We reset the LLM so we don’t hit the KV cache (we won’t go into that here). This ensures each run is independent from the previous one.
Then, we print the result.

And there it is — our very first output, arriving into the world with all the wonder, awe, and nervous excitement of a firstborn child taking its first breath.

⏳ Generating response...

llama_perf_context_print:        load time =     677.17 ms
llama_perf_context_print: prompt eval time =      47.69 ms /    16 tokens (    2.98 ms per token,   335.51 tokens per second)
llama_perf_context_print:        eval time =    7571.24 ms /   199 runs   (   38.05 ms per token,    26.28 tokens per second)
llama_perf_context_print:       total time =    7730.32 ms /   215 tokens
llama_perf_context_print:    graphs reused =        192
============================================================
💬 PROMPT
------------------------------------------------------------
Write a short story about a robot discovering a flower.
============================================================
🤖 MODEL RESPONSE
------------------------------------------------------------
In a world where steel and silicon intertwined seamlessly, a
robot named Ada worked tirelessly on the sprawling
manufacturing plant. She was an assembly line marvel, her
metallic fingers moving with precision, never tiring nor
faltering. Ada's existence was a symphony of whirring gears
and soft electronic hums, her purpose clear: to create, to
build, to manufacture.

One day, while Ada was performing her usual tasks, something
unusual caught her sensors. An irregularity, a deviation
from the monotony of her routine. The anomaly appeared as an
irregular color in a corner of the factory floor. Ada's
curiosity was piqued. With an inquisitive gaze, she
approached the spot, her mechanical limbs gliding across the
cold concrete.

There, amidst the starkness of the industrial setting, lay
an object that did not belong—a delicate, v

============================================================

📊 Stats: 16 prompt + 200 completion = 216 total tokens

So first, we can see that we get a nice little story, which is cut off because we only allowed a maximum of 200 tokens in the output. We also see that we sent in 16 tokens and got 200 tokens back.

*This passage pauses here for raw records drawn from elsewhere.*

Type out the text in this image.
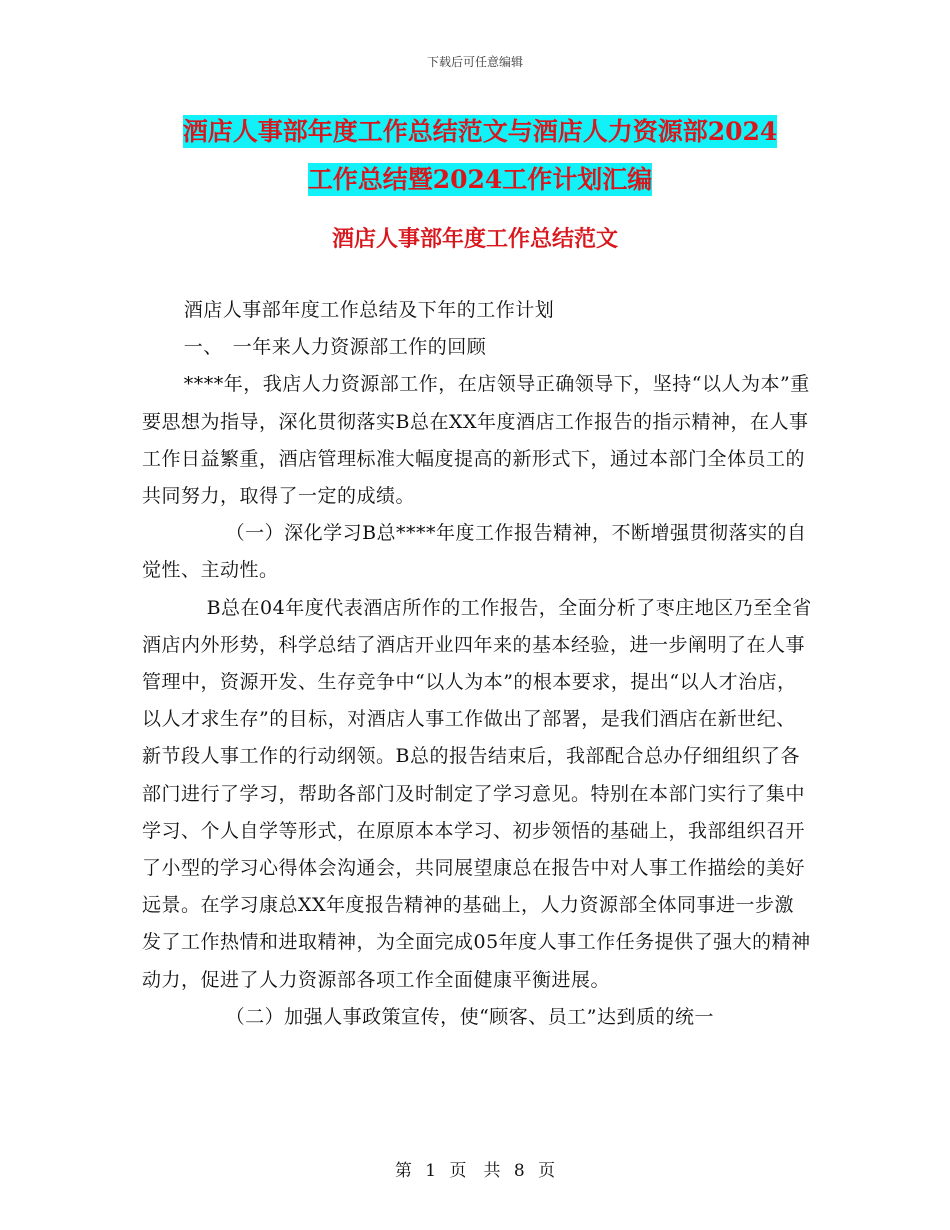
下载后可任意编辑
酒店人事部年度工作总结范文与酒店人力资源部2024
工作总结暨2024工作计划汇编
酒店人事部年度工作总结范文

酒店人事部年度工作总结及下年的工作计划

一、　一年来人力资源部工作的回顾

****年，我店人力资源部工作，在店领导正确领导下，坚持“以人为本”重要思想为指导，深化贯彻落实B总在XX年度酒店工作报告的指示精神，在人事工作日益繁重，酒店管理标准大幅度提高的新形式下，通过本部门全体员工的共同努力，取得了一定的成绩。

（一）深化学习B总****年度工作报告精神，不断增强贯彻落实的自觉性、主动性。

B总在04年度代表酒店所作的工作报告，全面分析了枣庄地区乃至全省酒店内外形势，科学总结了酒店开业四年来的基本经验，进一步阐明了在人事管理中，资源开发、生存竞争中“以人为本”的根本要求，提出“以人才治店，以人才求生存”的目标，对酒店人事工作做出了部署，是我们酒店在新世纪、新节段人事工作的行动纲领。B总的报告结束后，我部配合总办仔细组织了各部门进行了学习，帮助各部门及时制定了学习意见。特别在本部门实行了集中学习、个人自学等形式，在原原本本学习、初步领悟的基础上，我部组织召开了小型的学习心得体会沟通会，共同展望康总在报告中对人事工作描绘的美好远景。在学习康总XX年度报告精神的基础上，人力资源部全体同事进一步激发了工作热情和进取精神，为全面完成05年度人事工作任务提供了强大的精神动力，促进了人力资源部各项工作全面健康平衡进展。

（二）加强人事政策宣传，使“顾客、员工”达到质的统一

第 1 页　共 8 页
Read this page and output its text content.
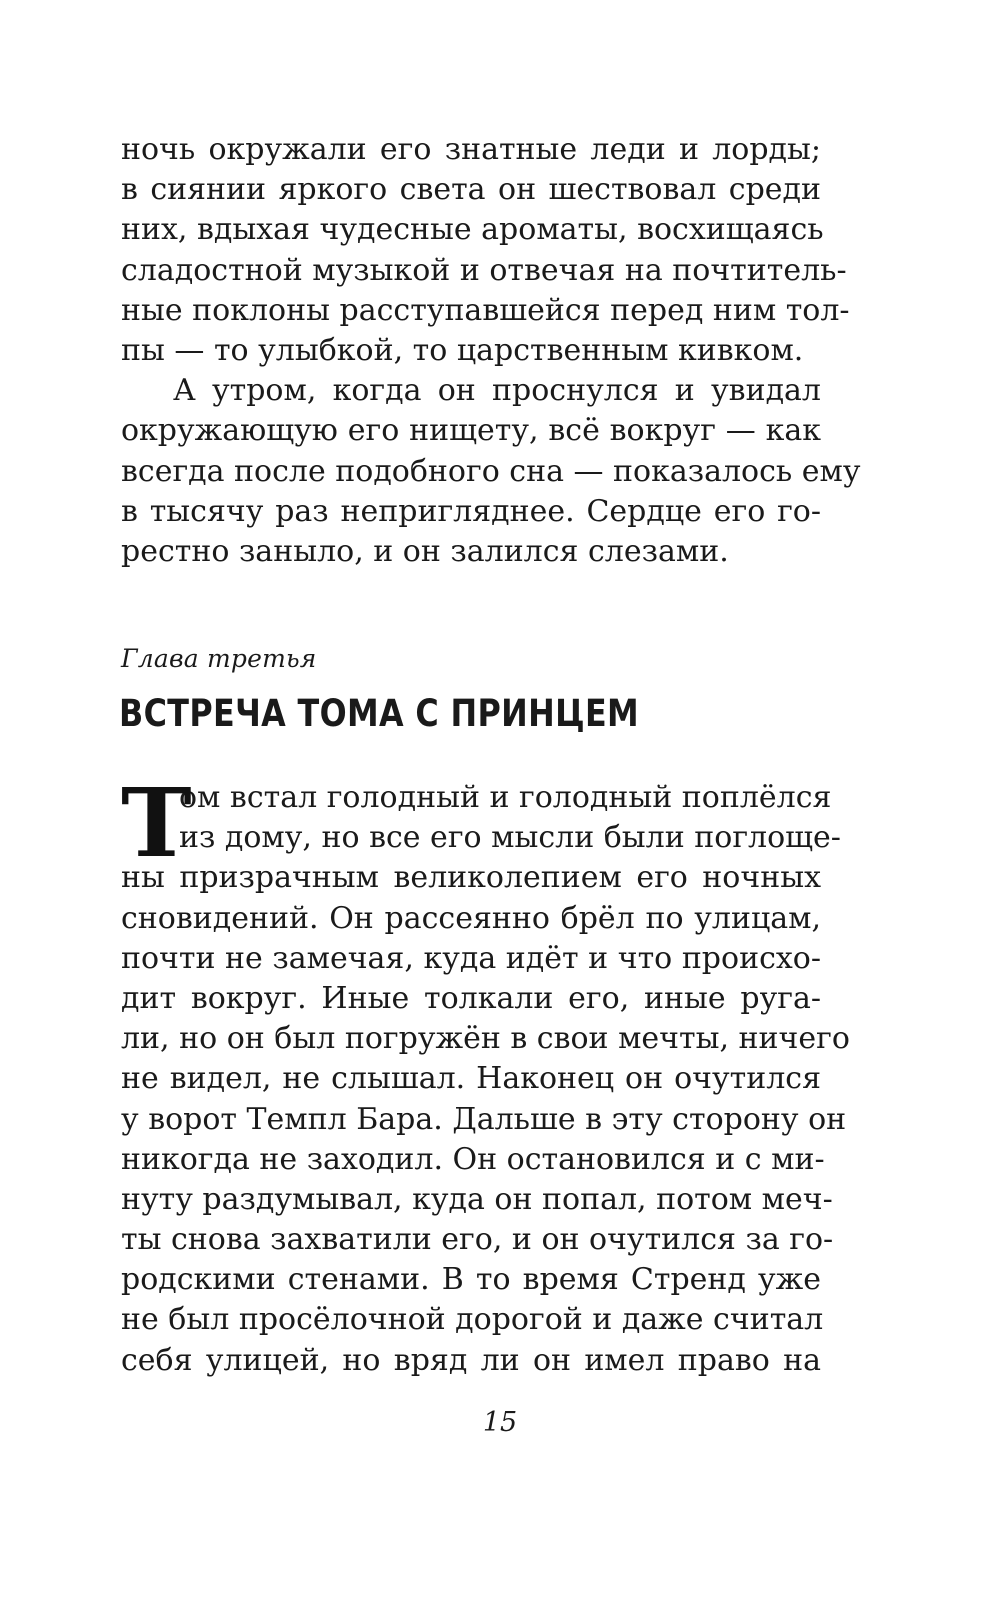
ночь окружали его знатные леди и лорды;
в сиянии яркого света он шествовал среди
них, вдыхая чудесные ароматы, восхищаясь
сладостной музыкой и отвечая на почтитель-
ные поклоны расступавшейся перед ним тол-
пы — то улыбкой, то царственным кивком.
А утром, когда он проснулся и увидал
окружающую его нищету, всё вокруг — как
всегда после подобного сна — показалось ему
в тысячу раз непригляднее. Сердце его го-
рестно заныло, и он залился слезами.
Глава третья
ВСТРЕЧА ТОМА С ПРИНЦЕМ
Т
ом встал голодный и голодный поплёлся
из дому, но все его мысли были поглоще-
ны призрачным великолепием его ночных
сновидений. Он рассеянно брёл по улицам,
почти не замечая, куда идёт и что происхо-
дит вокруг. Иные толкали его, иные руга-
ли, но он был погружён в свои мечты, ничего
не видел, не слышал. Наконец он очутился
у ворот Темпл Бара. Дальше в эту сторону он
никогда не заходил. Он остановился и с ми-
нуту раздумывал, куда он попал, потом меч-
ты снова захватили его, и он очутился за го-
родскими стенами. В то время Стренд уже
не был просёлочной дорогой и даже считал
себя улицей, но вряд ли он имел право на
15
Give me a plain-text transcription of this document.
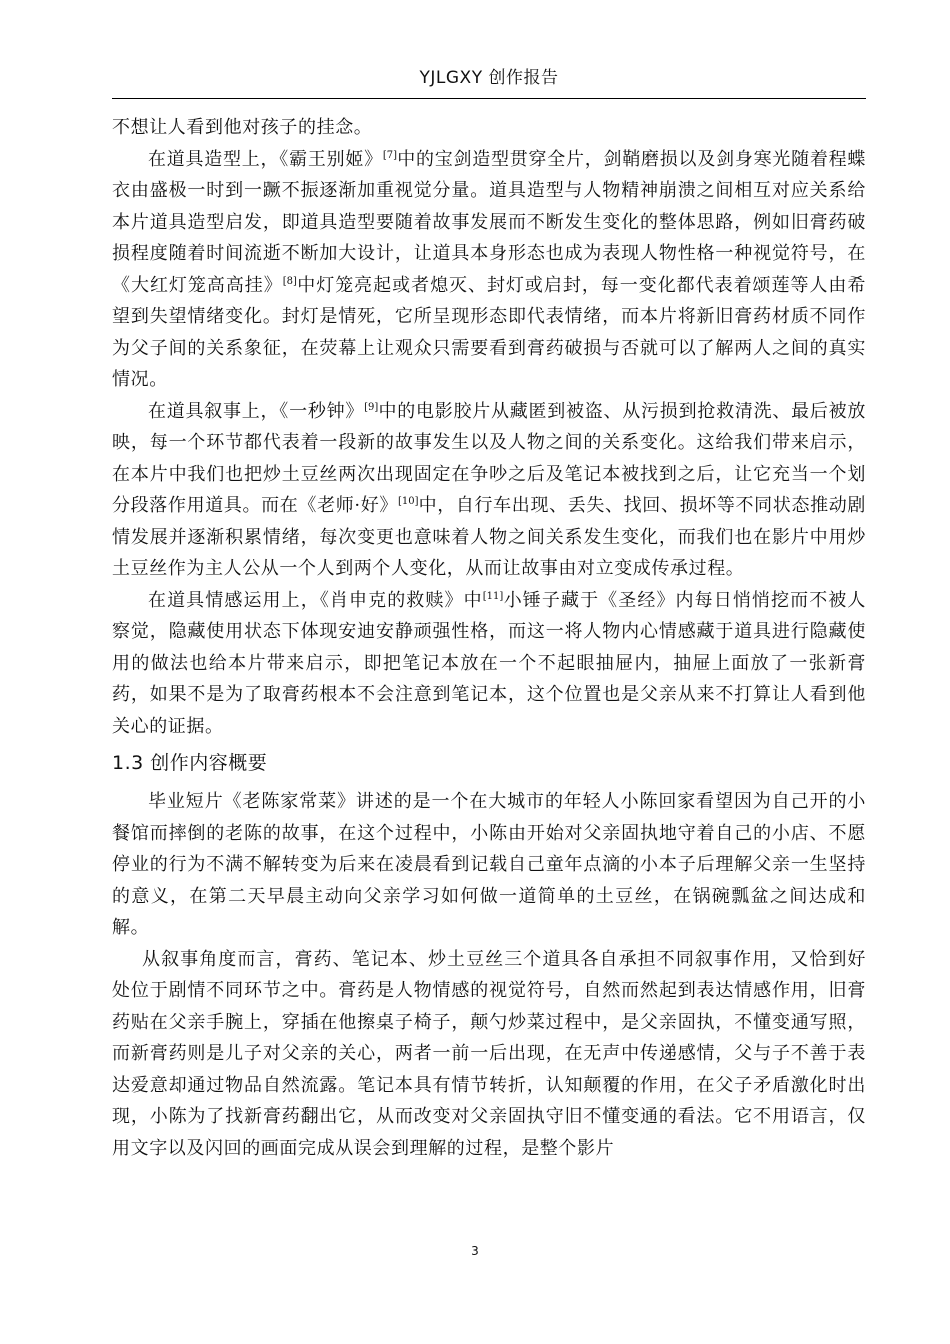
YJLGXY 创作报告

不想让人看到他对孩子的挂念。

在道具造型上，《霸王别姬》[7]中的宝剑造型贯穿全片，剑鞘磨损以及剑身寒光随着程蝶衣由盛极一时到一蹶不振逐渐加重视觉分量。道具造型与人物精神崩溃之间相互对应关系给本片道具造型启发，即道具造型要随着故事发展而不断发生变化的整体思路，例如旧膏药破损程度随着时间流逝不断加大设计，让道具本身形态也成为表现人物性格一种视觉符号，在《大红灯笼高高挂》[8]中灯笼亮起或者熄灭、封灯或启封，每一变化都代表着颂莲等人由希望到失望情绪变化。封灯是情死，它所呈现形态即代表情绪，而本片将新旧膏药材质不同作为父子间的关系象征，在荧幕上让观众只需要看到膏药破损与否就可以了解两人之间的真实情况。

在道具叙事上，《一秒钟》[9]中的电影胶片从藏匿到被盗、从污损到抢救清洗、最后被放映，每一个环节都代表着一段新的故事发生以及人物之间的关系变化。这给我们带来启示，在本片中我们也把炒土豆丝两次出现固定在争吵之后及笔记本被找到之后，让它充当一个划分段落作用道具。而在《老师·好》[10]中，自行车出现、丢失、找回、损坏等不同状态推动剧情发展并逐渐积累情绪，每次变更也意味着人物之间关系发生变化，而我们也在影片中用炒土豆丝作为主人公从一个人到两个人变化，从而让故事由对立变成传承过程。

在道具情感运用上，《肖申克的救赎》中[11]小锤子藏于《圣经》内每日悄悄挖而不被人察觉，隐藏使用状态下体现安迪安静顽强性格，而这一将人物内心情感藏于道具进行隐藏使用的做法也给本片带来启示，即把笔记本放在一个不起眼抽屉内，抽屉上面放了一张新膏药，如果不是为了取膏药根本不会注意到笔记本，这个位置也是父亲从来不打算让人看到他关心的证据。

1.3 创作内容概要

毕业短片《老陈家常菜》讲述的是一个在大城市的年轻人小陈回家看望因为自己开的小餐馆而摔倒的老陈的故事，在这个过程中，小陈由开始对父亲固执地守着自己的小店、不愿停业的行为不满不解转变为后来在凌晨看到记载自己童年点滴的小本子后理解父亲一生坚持的意义，在第二天早晨主动向父亲学习如何做一道简单的土豆丝，在锅碗瓢盆之间达成和解。

从叙事角度而言，膏药、笔记本、炒土豆丝三个道具各自承担不同叙事作用，又恰到好处位于剧情不同环节之中。膏药是人物情感的视觉符号，自然而然起到表达情感作用，旧膏药贴在父亲手腕上，穿插在他擦桌子椅子，颠勺炒菜过程中，是父亲固执，不懂变通写照，而新膏药则是儿子对父亲的关心，两者一前一后出现，在无声中传递感情，父与子不善于表达爱意却通过物品自然流露。笔记本具有情节转折，认知颠覆的作用，在父子矛盾激化时出现，小陈为了找新膏药翻出它，从而改变对父亲固执守旧不懂变通的看法。它不用语言，仅用文字以及闪回的画面完成从误会到理解的过程，是整个影片

3
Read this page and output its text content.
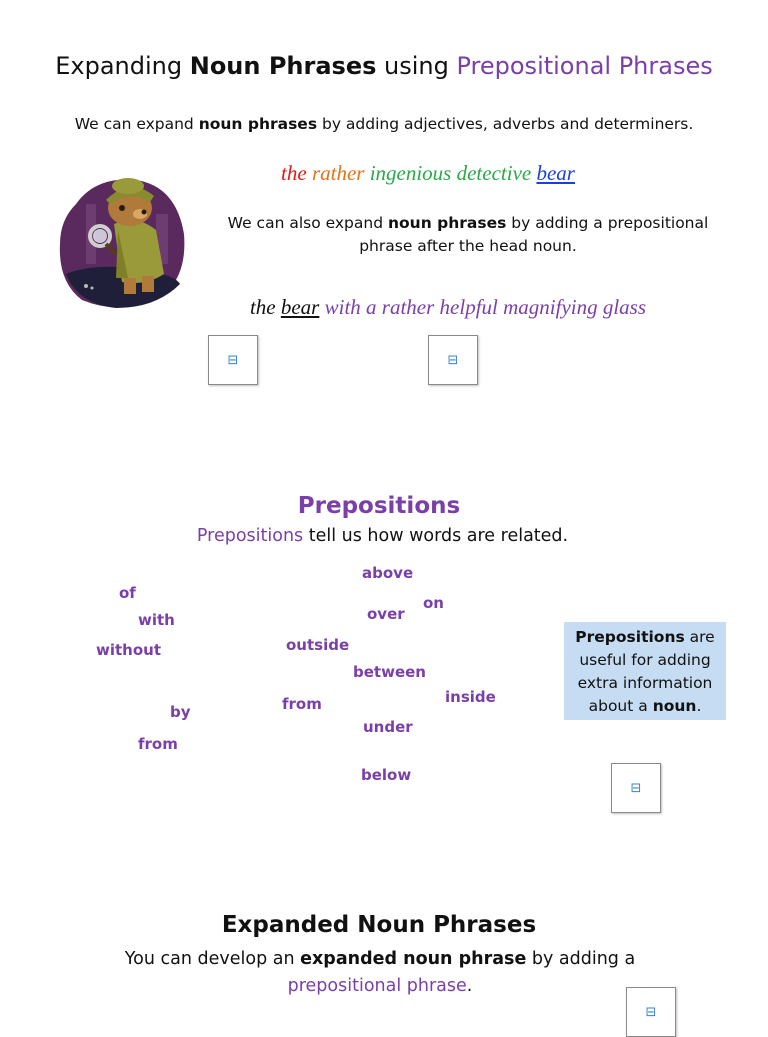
Expanding Noun Phrases using Prepositional Phrases
We can expand noun phrases by adding adjectives, adverbs and determiners.
the rather ingenious detective bear
We can also expand noun phrases by adding a prepositional phrase after the head noun.
the bear with a rather helpful magnifying glass
⊟	⊟
Prepositions
Prepositions tell us how words are related.
of
with
without
by
from
above
over
on
outside
between
from	inside
under
below
Prepositions are useful for adding extra information about a noun.
⊟
Expanded Noun Phrases
You can develop an expanded noun phrase by adding a
prepositional phrase.
⊟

And on top of that, we get a neat breakdown:

Load time (677.17 ms): The time it took to load the model weights into the GPU VRAM.
Prompt eval time (47.69 ms): The time it took to process the 16 input tokens. This averages out to 2.98 ms per token.
Eval time (7571.24 ms): The time it took to generate the output. It generated 199 tokens, which comes out to 38.05 ms per token.
Total time: The wall-clock time it took for the entire inference (excluding the load time). Notice that it’s not perfectly equal to prompt eval time + eval time because there is some extra overhead not measured there.

With more runs, these results stay pretty consistent.

It is ~9 times faster per token to process the input prompt than it is to generate the response. Clearly, there is an interesting difference between these two stages. Let’s try to understand what that is.

Second Experiment — First discovery

I feel we’ve been a little unfair in our comparison — we gave the generation phase way more work to do than the prompt processing phase. Let’s see what happens when we have almost the exact same token count for both the prompt and the result.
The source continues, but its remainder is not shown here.